Outpatient Coding Specialist II (Remote)

Remote Full-time
Description

A Brief Overview

Responsible for accurately and timely coding of moderately complex encounters following established coding, CMS regulations and hospital guidelines. Accurately codes diagnostic and procedural information following official coding guidelines, facility specific guidelines and federal regulations.

What You Will Do
• Reviews moderately complex medical records to identify sequence, code diagnoses and procedures according to established coding, CMS and hospital guidelines.
• Responsible for accurately coding hospital same day surgery, observations, ancillary, ED encounters and/or professional services.
• Ensures optimal CPT, ASC, APC, APG assignment as applicable.
• Understanding and ability to resolve coding specific edits such as CCI, LCD, NCD, and MUE.
• Supports OP Clinical Documentation Improvement program.
• Maintains productivity and quality rate according to established standards.
• Works within UH Billing time frames.
• Maintains coding knowledge and skills via written coding resources, clinical information and educational webinars. Maintains knowledge of guidelines and regulations affecting the UHHS Coding Department.

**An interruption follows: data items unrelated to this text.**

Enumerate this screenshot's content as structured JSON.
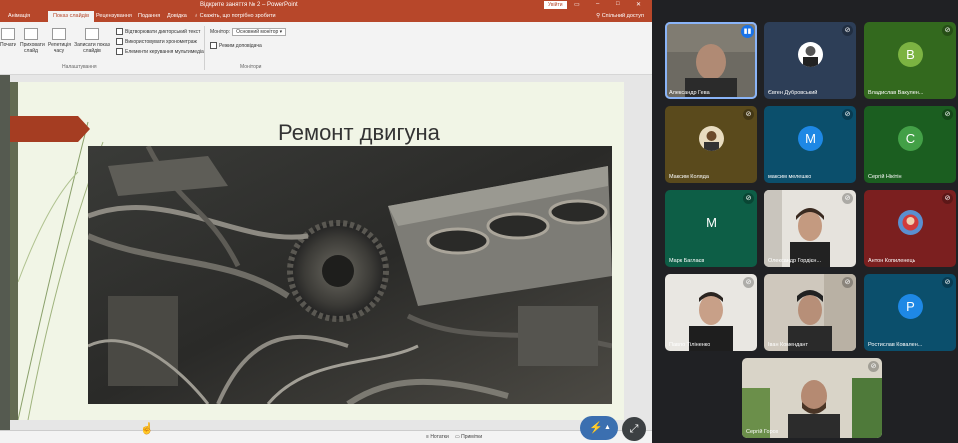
{
  "powerpoint": {
    "window_title": "Відкрите заняття № 2 – PowerPoint",
    "login_label": "Увійти",
    "tabs": [
      "Анімація",
      "Показ слайдів",
      "Рецензування",
      "Подання",
      "Довідка",
      "Скажіть, що потрібно зробити"
    ],
    "share_label": "Спільний доступ",
    "ribbon": {
      "btn1": "Почати спочатку",
      "btn2": "Приховати слайд",
      "btn3": "Репетиція часу",
      "btn4": "Записати показ слайдів",
      "check1": "Відтворювати дикторський текст",
      "check2": "Використовувати хронометраж",
      "check3": "Елементи керування мультимедіа",
      "group_setup": "Налаштування",
      "monitor_label": "Монітор:",
      "monitor_value": "Основний монітор",
      "presenter_view": "Режим доповідача",
      "group_monitors": "Монітори"
    },
    "slide": {
      "title": "Ремонт двигуна"
    },
    "status": {
      "notes": "Нотатки",
      "comments": "Примітки"
    }
  },
  "meet": {
    "participants": [
      {
        "name": "Александр Гева",
        "type": "video",
        "speaking": true
      },
      {
        "name": "Євген Дубровський",
        "type": "photo",
        "bg": "#2d3e57",
        "mic": "muted"
      },
      {
        "name": "Владислав Вакулен...",
        "type": "letter",
        "letter": "B",
        "bg": "#33691e",
        "circle": "#7cb342",
        "mic": "muted"
      },
      {
        "name": "Максим Коляда",
        "type": "photo",
        "bg": "#5a4a1c",
        "mic": "muted"
      },
      {
        "name": "максим мелешко",
        "type": "letter",
        "letter": "M",
        "bg": "#0b4f6c",
        "circle": "#1e88e5",
        "mic": "muted"
      },
      {
        "name": "Сергій Нікітін",
        "type": "letter",
        "letter": "C",
        "bg": "#1b5e20",
        "circle": "#43a047",
        "mic": "muted"
      },
      {
        "name": "Марк Баглаєв",
        "type": "letter",
        "letter": "M",
        "bg": "#0d5e46",
        "circle": "",
        "mic": "muted"
      },
      {
        "name": "Олександр Гордієн...",
        "type": "video",
        "mic": "muted"
      },
      {
        "name": "Антон Копиленець",
        "type": "photo",
        "bg": "#7b1f1f",
        "mic": "muted"
      },
      {
        "name": "Павло Тіліненко",
        "type": "video",
        "mic": "muted"
      },
      {
        "name": "Іван Комендант",
        "type": "video",
        "mic": "muted"
      },
      {
        "name": "Ростислав Ковален...",
        "type": "letter",
        "letter": "P",
        "bg": "#0b4f6c",
        "circle": "#1e88e5",
        "mic": "muted"
      },
      {
        "name": "Сергій Горох",
        "type": "video",
        "mic": "muted"
      }
    ]
  },
  "icons": {
    "mic_off": "mic-off-icon",
    "speaking": "audio-wave-icon",
    "expand": "expand-icon",
    "pointer": "hand-cursor-icon"
  }
}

Maintains up to date credentials.
• Abides by the Standards of Ethical Coding as set forth by the American Health Information Management Association (AHIMA).

Additional Responsibilities
• Participates in educational and informational activities as required.
• Performs other duties as assigned.
• Complies with all policies and standards.
• For specific duties and responsibilities, refer to documentation provided by the department during orientation.
• Must abide by all requirements to safely and securely maintain Protected Health Information (PHI) for our patients. Annual training, the UH Code of Conduct and UH policies and procedures are in place to address appropriate use of PHI in the workplace.